The former INBS boss hadn't lost his mojo in the years since the crash. He threw some of the more trenchant questioners off their stride by meekly asking them to repeat the question. He became testy and truculent with other inquisitors. And he threw blame for the financial fiasco around like snuff at a wake. But precious little of it landed on him - Fingers pointed the finger at everyone else.
Every letter of the alphabet, he explained, had predicted a soft landing. There was to be no crash, just a gentle swoon onto a comfy mattress. "We were influenced in our views by the forecasts and commentaries arising from successive reports by the Central Bank, the IMF, the OECD, the EU, the ECB, the Department of Finance, the EIB, the World Bank, the ESRI and the NESC. In addition, all the economists in the banks, stockbrokers and academia were of the same view," he stated flatly.
Nor was the society insolvent on the infamous night of guarantee, he insisted. Nor could any bank have prevented the property bubble from bursting. "The only entities that could have acted to prevent the property bubble were the Regulator, the Central Bank, the Department of Finance or the Government," he declared.
Yep, that was just about everyone covered in snuff.
He did express a soupcon of tristesse though. Pearse Doherty wanted to know more. "What is it exactly that you regret?" he asked.
"I just regret that the State and the taxpayer had to pick up the bill for the collapse of the whole financial market and, in particular, for the banking sector," he replied. "I don't regret any decisions I took at the time," he added. Though he did regret that the society hadn't stopped lending to developers as the bubble grew.

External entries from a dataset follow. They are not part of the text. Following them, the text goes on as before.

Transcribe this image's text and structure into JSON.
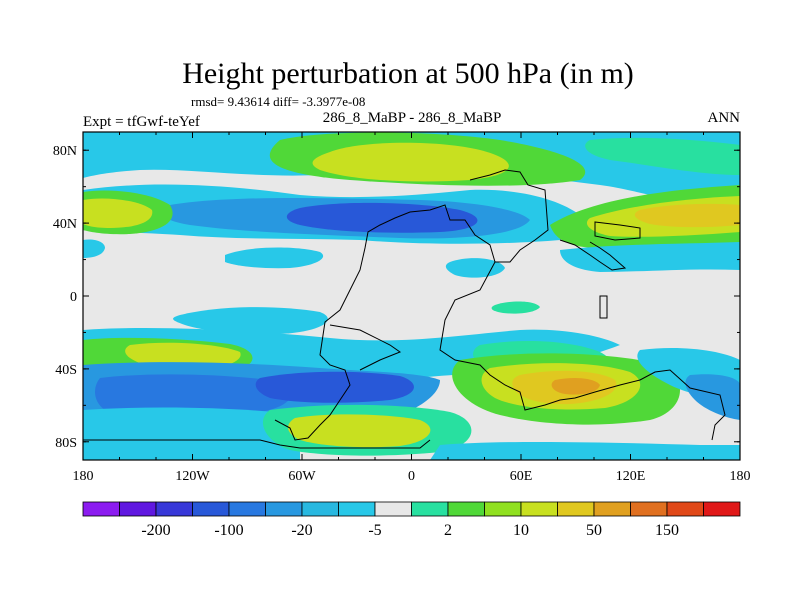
{
  "chart_data": {
    "type": "heatmap",
    "title": "Height perturbation at 500 hPa (in m)",
    "stats_line": "rmsd= 9.43614 diff= -3.3977e-08",
    "left_label": "Expt = tfGwf-teYef",
    "center_label": "286_8_MaBP - 286_8_MaBP",
    "right_label": "ANN",
    "x_ticks": [
      "180",
      "120W",
      "60W",
      "0",
      "60E",
      "120E",
      "180"
    ],
    "x_tick_values": [
      -180,
      -120,
      -60,
      0,
      60,
      120,
      180
    ],
    "y_ticks": [
      "80N",
      "40N",
      "0",
      "40S",
      "80S"
    ],
    "y_tick_values": [
      80,
      40,
      0,
      -40,
      -80
    ],
    "xlim": [
      -180,
      180
    ],
    "ylim": [
      -90,
      90
    ],
    "colorbar": {
      "colors": [
        "#8c1cf0",
        "#6018e0",
        "#3838d8",
        "#2858d8",
        "#2878e0",
        "#2898e0",
        "#28b8e0",
        "#28c8e8",
        "#e8e8e8",
        "#28e0a0",
        "#50d838",
        "#90e020",
        "#c8e020",
        "#e0c820",
        "#e0a020",
        "#e07020",
        "#e04818",
        "#e01818"
      ],
      "labels": [
        "-200",
        "-100",
        "-20",
        "-5",
        "2",
        "10",
        "50",
        "150"
      ]
    },
    "regions": [
      {
        "name": "north-polar-band",
        "color": "#28c8e8",
        "approx": "70N-85N, 180W-180E"
      },
      {
        "name": "arctic-positive-cell",
        "color": "#c8e020",
        "approx": "70N-80N, 80W-10E"
      },
      {
        "name": "north-atlantic-negative",
        "color": "#2858d8",
        "approx": "35N-55N, 60W-10E"
      },
      {
        "name": "east-asia-positive",
        "color": "#c8e020",
        "approx": "35N-55N, 60E-170E"
      },
      {
        "name": "north-pacific-positive",
        "color": "#c8e020",
        "approx": "35N-50N, 180W-150W"
      },
      {
        "name": "south-pacific-negative",
        "color": "#2858d8",
        "approx": "40S-65S, 170W-40W"
      },
      {
        "name": "south-pacific-positive",
        "color": "#c8e020",
        "approx": "30S-45S, 150W-110W"
      },
      {
        "name": "indian-ocean-positive",
        "color": "#e0c820",
        "approx": "40S-70S, 40E-130E"
      },
      {
        "name": "antarctic-positive",
        "color": "#c8e020",
        "approx": "65S-80S, 60W-10W"
      }
    ]
  }
}
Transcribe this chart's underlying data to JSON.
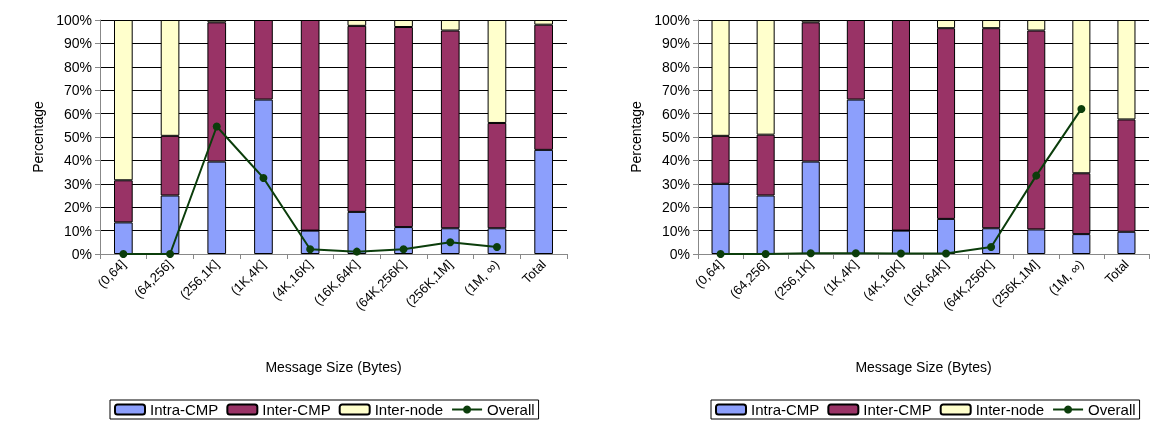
{
  "chart_data": [
    {
      "type": "bar",
      "stacked": true,
      "xlabel": "Message Size (Bytes)",
      "ylabel": "Percentage",
      "categories": [
        "(0,64]",
        "(64,256]",
        "(256,1K]",
        "(1K,4K]",
        "(4K,16K]",
        "(16K,64K]",
        "(64K,256K]",
        "(256K,1M]",
        "(1M, ∞)",
        "Total"
      ],
      "ylim": [
        0,
        100
      ],
      "yticks": [
        {
          "value": 0,
          "label": "0%"
        },
        {
          "value": 10,
          "label": "10%"
        },
        {
          "value": 20,
          "label": "20%"
        },
        {
          "value": 30,
          "label": "30%"
        },
        {
          "value": 40,
          "label": "40%"
        },
        {
          "value": 50,
          "label": "50%"
        },
        {
          "value": 60,
          "label": "60%"
        },
        {
          "value": 70,
          "label": "70%"
        },
        {
          "value": 80,
          "label": "80%"
        },
        {
          "value": 90,
          "label": "90%"
        },
        {
          "value": 100,
          "label": "100%"
        }
      ],
      "grid": "y",
      "legend": "bottom",
      "marker": "circle",
      "series": [
        {
          "name": "Intra-CMP",
          "color": "#8c9ffc",
          "values": [
            13.5,
            25,
            39.5,
            66,
            10,
            18,
            11.5,
            11,
            11,
            44.5
          ]
        },
        {
          "name": "Inter-CMP",
          "color": "#993366",
          "values": [
            18,
            25.5,
            59.5,
            34,
            90,
            79.5,
            85.5,
            84.5,
            45,
            53.5
          ]
        },
        {
          "name": "Inter-node",
          "color": "#ffffcc",
          "values": [
            68.5,
            49.5,
            1,
            0,
            0,
            2.5,
            3,
            4.5,
            44,
            2
          ]
        },
        {
          "name": "Overall",
          "type": "line",
          "color": "#0b3d0b",
          "values": [
            0,
            0,
            54.5,
            32.5,
            2,
            1,
            2,
            5,
            3,
            null
          ]
        }
      ]
    },
    {
      "type": "bar",
      "stacked": true,
      "xlabel": "Message Size (Bytes)",
      "ylabel": "Percentage",
      "categories": [
        "(0,64]",
        "(64,256]",
        "(256,1K]",
        "(1K,4K]",
        "(4K,16K]",
        "(16K,64K]",
        "(64K,256K]",
        "(256K,1M]",
        "(1M, ∞)",
        "Total"
      ],
      "ylim": [
        0,
        100
      ],
      "yticks": [
        {
          "value": 0,
          "label": "0%"
        },
        {
          "value": 10,
          "label": "10%"
        },
        {
          "value": 20,
          "label": "20%"
        },
        {
          "value": 30,
          "label": "30%"
        },
        {
          "value": 40,
          "label": "40%"
        },
        {
          "value": 50,
          "label": "50%"
        },
        {
          "value": 60,
          "label": "60%"
        },
        {
          "value": 70,
          "label": "70%"
        },
        {
          "value": 80,
          "label": "80%"
        },
        {
          "value": 90,
          "label": "90%"
        },
        {
          "value": 100,
          "label": "100%"
        }
      ],
      "grid": "y",
      "legend": "bottom",
      "marker": "circle",
      "series": [
        {
          "name": "Intra-CMP",
          "color": "#8c9ffc",
          "values": [
            30,
            25,
            39.5,
            66,
            10,
            15,
            11,
            10.5,
            8.5,
            9.5
          ]
        },
        {
          "name": "Inter-CMP",
          "color": "#993366",
          "values": [
            20.5,
            26,
            59.5,
            34,
            90,
            81.5,
            85.5,
            85,
            26,
            48
          ]
        },
        {
          "name": "Inter-node",
          "color": "#ffffcc",
          "values": [
            49.5,
            49,
            1,
            0,
            0,
            3.5,
            3.5,
            4.5,
            65.5,
            42.5
          ]
        },
        {
          "name": "Overall",
          "type": "line",
          "color": "#0b3d0b",
          "values": [
            0,
            0,
            0.3,
            0.3,
            0.2,
            0.2,
            3,
            33.5,
            62,
            null
          ]
        }
      ]
    }
  ]
}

In fact, poor old Fingers felt a bit sorry for himself. "Do you feel you've been wronged?" suggested Fianna Fáil's Michael McGrath. "I feel, deputy, I've been misrepresented, seriously. Eighty percent of what has been written about me is totally wrong, and 10pc is disputable. Maybe 10pc is true," he said irritably."
Silence fell. Perhaps the committee members were reaching for their violins.
Poor chap. Still, at least he has his €30m pension to keep his spirits up. And that princely sum was personally amassed by himself from a modest €3m or so. "The fund built up to almost €30m based on my decisions on what to invest in," he explained.
Clever Gold Fingers. With such a Midas touch, how did the society ever end up in trouble at all?
But alas, questions on the touchy subjects of his €1m bonus and the €11,000 watch bestowed upon him on his retirement were hastily shot down by the chairman Ciaran Lynch as they pertain to a pending legal action.
"Tut-tut," warned Ciaran when Fine Gael's Kieran O'Donnell had the temerity to mention the watch.
Frustration fizzed in the room. He was slippery as an eel, was Fish Fingers.
The committee had been "tough but fair," he happily told the gloomy members as he sailed out. But they sure as hell weren't as tough as Michael Fingleton.